- Born: James Harold Hummel October 24, 1938 St. Louis, Missouri, U.S.
- Died: September 22, 2017 (aged 78) Cooper City, Florida, U.S.
- Occupation: Radio/television personality
- Years active: 1956–2007
- Spouse: Elaine Hummel ​ ​(m. 1973; died 2001)​
- Children: 2

= Rick Shaw (radio) =

American radio personality (died 2017)

Rick Shaw (born James Harold Hummel; October 24, 1938 - September 22, 2017) was an American disc jockey, radio and television personality, who remains best known for hosting his radio shows on WQAM (1963–1975), WAXY (1975–1990), and Majic (1990–2007).

== Early life ==
Shaw was born and raised in St. Louis, Missouri.

==Radio and television career==
He started in radio as a high school senior. In 1956, he got his first job in St. Louis. He followed that with gigs in Omaha, Denver and then WCKR in Miami in 1960, when he got his professional name as Rick Shaw, and where he spent most of his career spinning vinyl and playing oldies, goldies, and Rock and Roll.

===Radio career===
By 1963, he was working at WQAM doing a daily 7pm-11pm shift, when in 1964, he recorded a record-shattering 54 share — more than all the other local stations combined.

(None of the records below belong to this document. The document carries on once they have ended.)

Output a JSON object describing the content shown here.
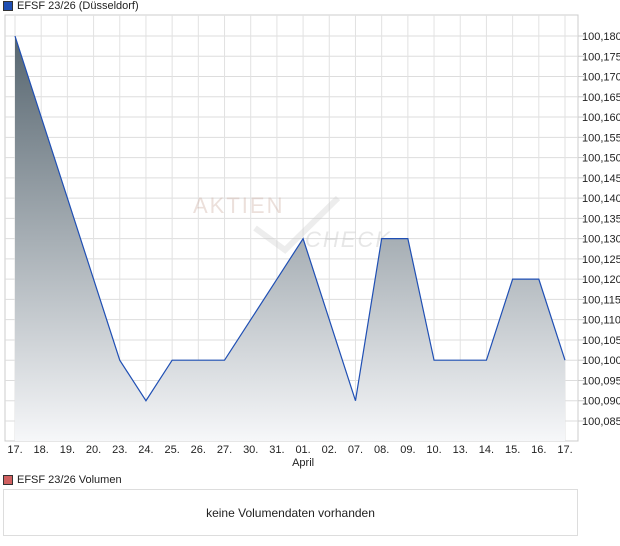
{
  "legend": {
    "price_label": "EFSF 23/26 (Düsseldorf)",
    "price_color": "#1f4fb4",
    "volume_label": "EFSF 23/26 Volumen",
    "volume_color": "#d06060"
  },
  "watermark": {
    "line1": "AKTIEN",
    "line2": "CHECK"
  },
  "volume": {
    "empty_message": "keine Volumendaten vorhanden"
  },
  "chart_data": {
    "type": "area",
    "title": "EFSF 23/26 (Düsseldorf)",
    "categories": [
      "17.",
      "18.",
      "19.",
      "20.",
      "23.",
      "24.",
      "25.",
      "26.",
      "27.",
      "30.",
      "31.",
      "01.",
      "02.",
      "07.",
      "08.",
      "09.",
      "10.",
      "13.",
      "14.",
      "15.",
      "16.",
      "17."
    ],
    "month_label": {
      "text": "April",
      "under": "01."
    },
    "values": [
      100.18,
      100.16,
      100.14,
      100.12,
      100.1,
      100.09,
      100.1,
      100.1,
      100.1,
      100.11,
      100.12,
      100.13,
      100.11,
      100.09,
      100.13,
      100.13,
      100.1,
      100.1,
      100.1,
      100.12,
      100.12,
      100.1
    ],
    "ylim": [
      100.08,
      100.185
    ],
    "yticks": [
      "100,085",
      "100,090",
      "100,095",
      "100,100",
      "100,105",
      "100,110",
      "100,115",
      "100,120",
      "100,125",
      "100,130",
      "100,135",
      "100,140",
      "100,145",
      "100,150",
      "100,155",
      "100,160",
      "100,165",
      "100,170",
      "100,175",
      "100,180"
    ],
    "ytick_values": [
      100.085,
      100.09,
      100.095,
      100.1,
      100.105,
      100.11,
      100.115,
      100.12,
      100.125,
      100.13,
      100.135,
      100.14,
      100.145,
      100.15,
      100.155,
      100.16,
      100.165,
      100.17,
      100.175,
      100.18
    ],
    "grid": true,
    "line_color": "#1f4fb4"
  }
}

In 1964, at WQAM, Shaw was the first radio disc jockey in South Florida to play The Beatles songs. He met them later that year in Jacksonville.

During a 47-year career in Miami, Shaw finished each program with the 1959 Ray Peterson classic, Goodnight My Love.

When FM stations began to overtake AM stations, WAXY-FM 106, later known as WAXY 105.9 and WBGG 105.9, hired him as program director. His last on-air job before retiring in 2007 was at WMXJ-FM "Majic 102.7". He remained involved with the Majic Children's Fund.

On May 11, 2007, Shaw surprised listeners by announcing his retirement midway through a broadcast. When the show ended, he played the Peterson classic, "Goodnight My Love".

===Television programs===
He hosted two television shows, "Saturday Hop" and "The Rick Shaw Show," both on Channel 10 (WLBW).

In the 1970's and early 1980s, he was a commercial spokesman in national campaigns for products such as NuVinyl furniture cleaner and NuFinish car wax. He also was president of the Majic 102.7 Children's Fund.

==Personal life==
Shaw spent his retirement doing charity work and hosting events. He video-recorded weddings. He loved ocean cruises and cars, buying a 1955 Thunderbird convertible after he retired.

==Death==
Shaw died on September 22, 2017, at his home in Cooper City, Florida, where he lived for more than 30 years. He was predeceased by his wife, Elaine, who died at age 57 in 2001. He is survived by his two sons, Rick Hummel and Sean Hummel, from a previous marriage.